Turning Search Engines Into Our Storefront
Ask the average person how Bing, Google and Yahoo work and they’ll tell you quite simply: You put in what you’re looking for and they find it for you.
Simple. That’s why almost all search traffic originates from search engines, at least initially. Like phone numbers, people no longer bother remembering all those www.blahblahblah addresses—it’s all too cumbersome.
But we so rarely understand how these search engines actually decide what we see, and like any good chip manufacturer will tell you: the product you see first is usually the product you go with. That’s why FritoLay pays so much to have their products displayed at eye-level on store shelves. It also happens to be why we, as businesses, need to understand SEO.
How Search Engines Work
When we pull up our favorite search engine and type in, “Mediterranean food near me,” we often imagine our search engine taking a split second to search the web and display our best options.
But it’s far more like a librarian searching her card catalogue. The truth is, Google, Bing, Yahoo and all our other search friends send out bot crawlers to search webpages continually, gathering important data in the code and text of websites so they can quickly index and display the most relevant results based on those indexes.

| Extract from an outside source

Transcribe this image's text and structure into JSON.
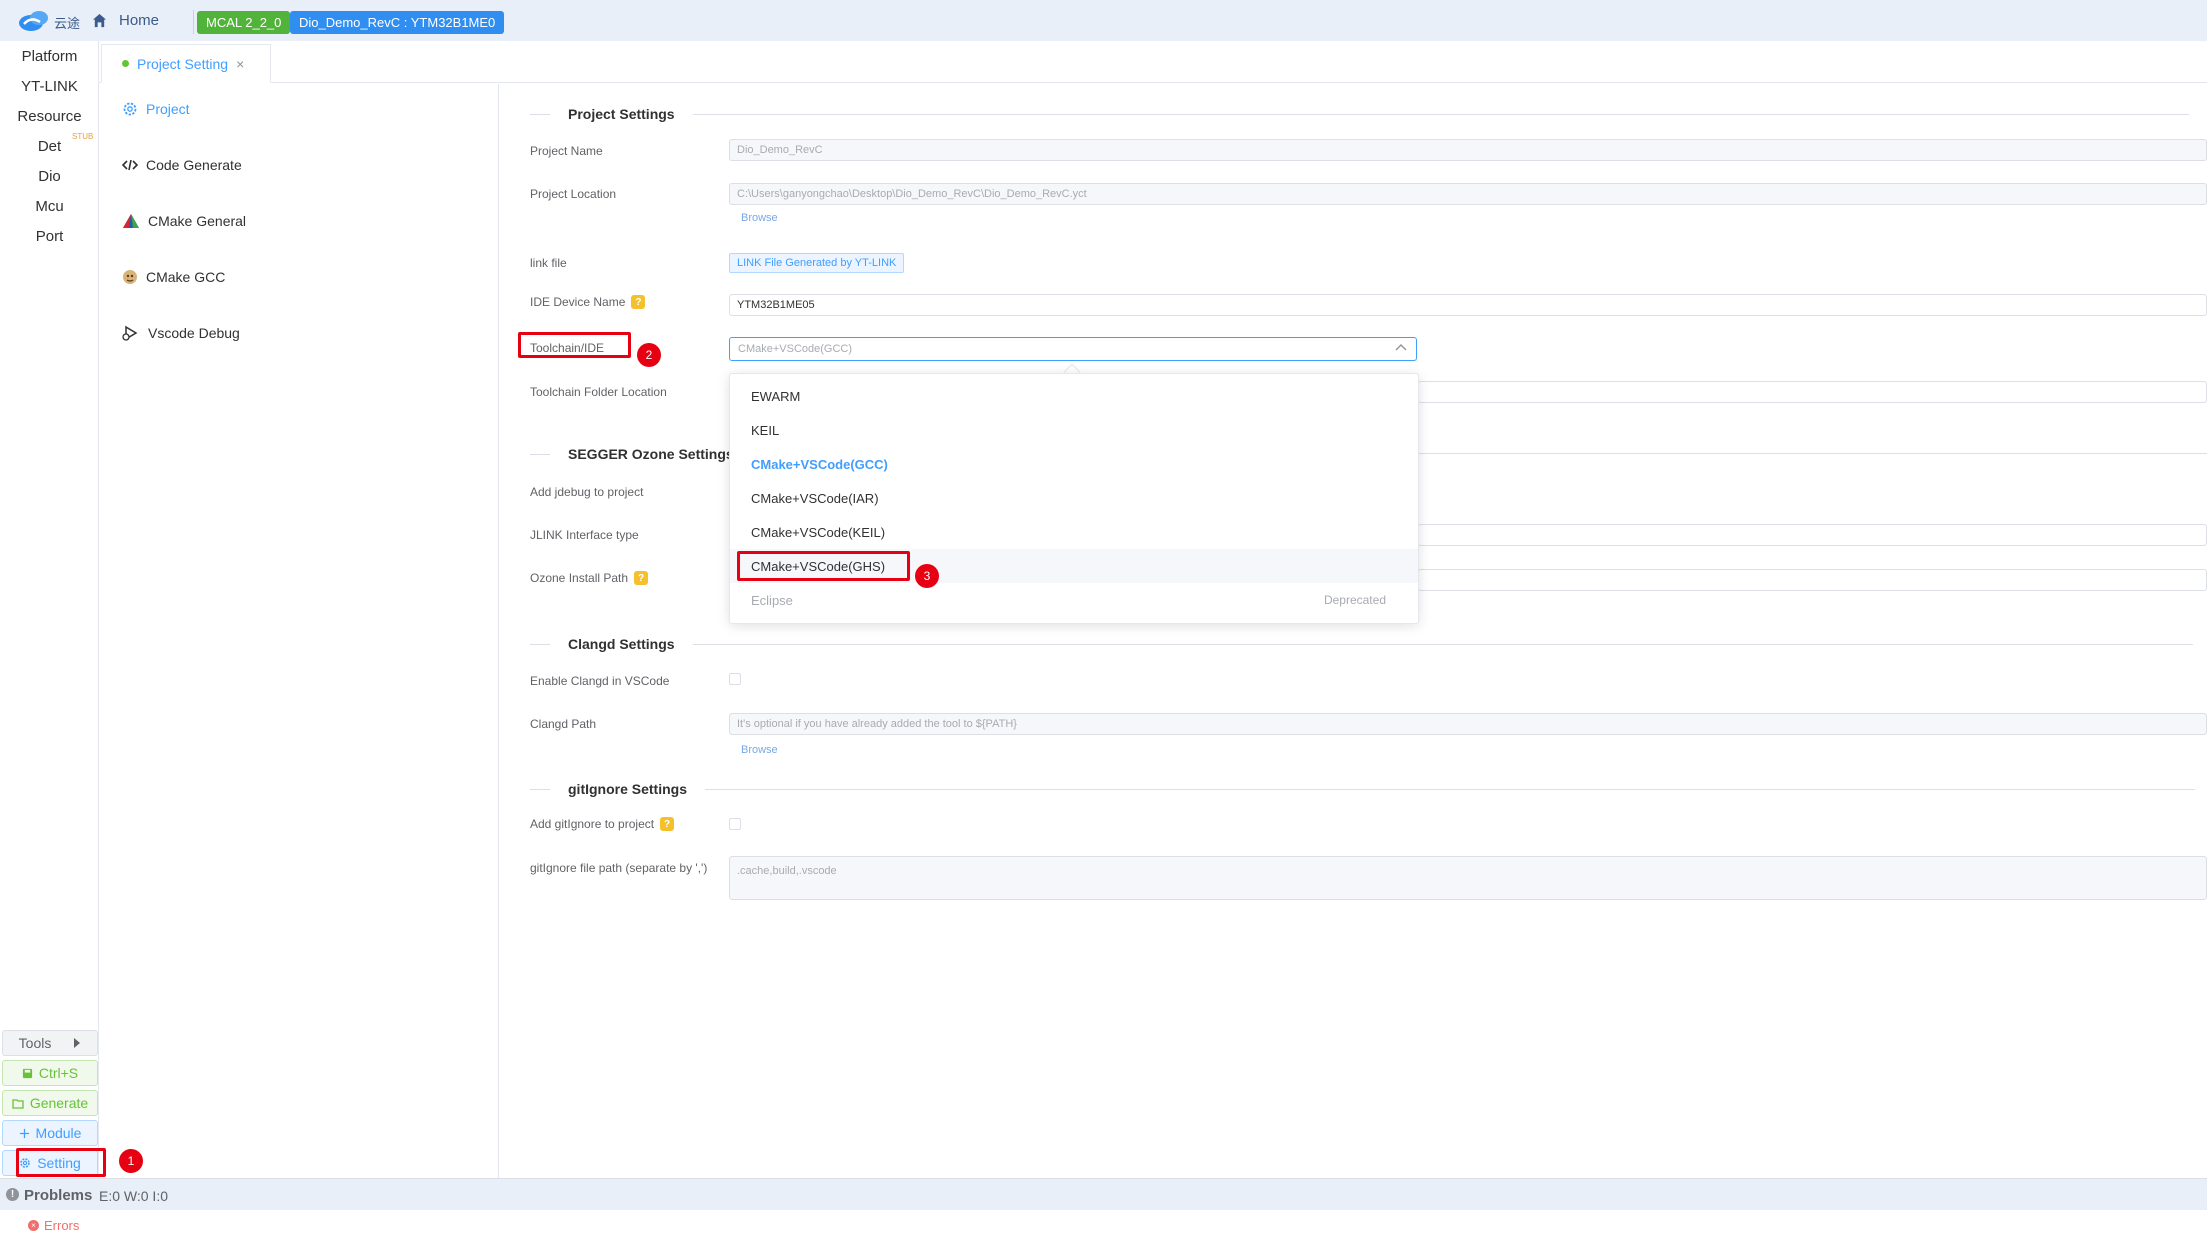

If we desperately need a bee costume for Halloween, the search engine doesn’t need to search the web at the split-second we hit enter. It has already catalogued (with the help of those bots) our websites countless times since launch, displaying a host of websites by relevance, location, and other filters. Making sure our websites are built with this in mind is essential to success.
Use Content to Your Advantage
Many of Google’s criteria for ranking one site over another is shrouded in constantly-shifting mystery. Code hidden in headers and footers—that the average web user never lays eyes on—dictates what we see and when we see it, often pushing better products and services further down the list simply because SEO was neglected when the site was developed.
Some of the most valuable pieces of information we can optimize towards are typically the least considered: Keyword Density, Title & Meta Descriptions and Link Structure.
Keyword Density
Probably the most difficult job of any marketer is knowing not just what people are looking for, but HOW they look for it. What words do we use when looking for a restaurant? We only search for a name directly when we’re aware it exists, after all. But if we don’t know, we’re likely to use other words to describe the sort of food we’re interested in.
A successful marketer must embed the perfect keywords into a website’s content with an optimized density. It is a fine line, too much can be too much and too little might be too little. Titles, subtitles, all the way down to menu items can be optimized based on what people most commonly search for on the web. They also need to be consistent throughout the page that will show up in the results. But this requires knowledge of keyword popularity and optimization—a constantly changing world it’s a marketer’s job to stay on top of.
Title & Meta Descriptions
When you see a search result, it has several elements you’ll never see on the actual website. That’s because the title, body copy and link (known as the title and meta descriptions) displayed on Google are all pulled from embedded code on your webpage.
Think of this as the lighthouse that guides people across a whole sea of other choices to your product or service. Without something concise, clever, or perfectly tailored to your prospective audience, even if your page is high-up on the results, clients are likely to go with someone else. But the perfect title and meta description can pull focus to your brand, netting new clients that might have gone elsewhere.
Link & Information Structure
Designing a website is a lot like city planning. From the outset you want a logical flow through your webpage, so people looking for your most-useful and most-frequently visited pages can find them quickly and through multiple avenues.
That’s why search engines look at your embedded links and information structure to display what it thinks are your most valuable web pages. But if our linking structure is a mess, just like with a poorly planned city, our clients risk getting confused in the messaging and Google will prioritize unhelpful pages that have high bounce rates. Having accurate data about pages clients spend the most time on and building our website around those can have a huge impact on long-term search engine success.
The Importance of Being Relevant
We often consider our websites as a tiny corner of the world we’ve carved out for our business, but do not be mistaken.
Search engines are our real store-fronts. We depend on them to drive in-market customers to our products and services, so having display priority is the first step to successful marketing. We want customers to not only find our web pages, but once they’re here we want to show them the most relevant products as quickly as possible.
That’s the role of Search Engine Optimization and page optimizations: giving search engines the clearest picture of who our business is and what we provide, so we can turn Google, Bing, Yahoo and the countless other search engines into the most powerful billboards money can buy.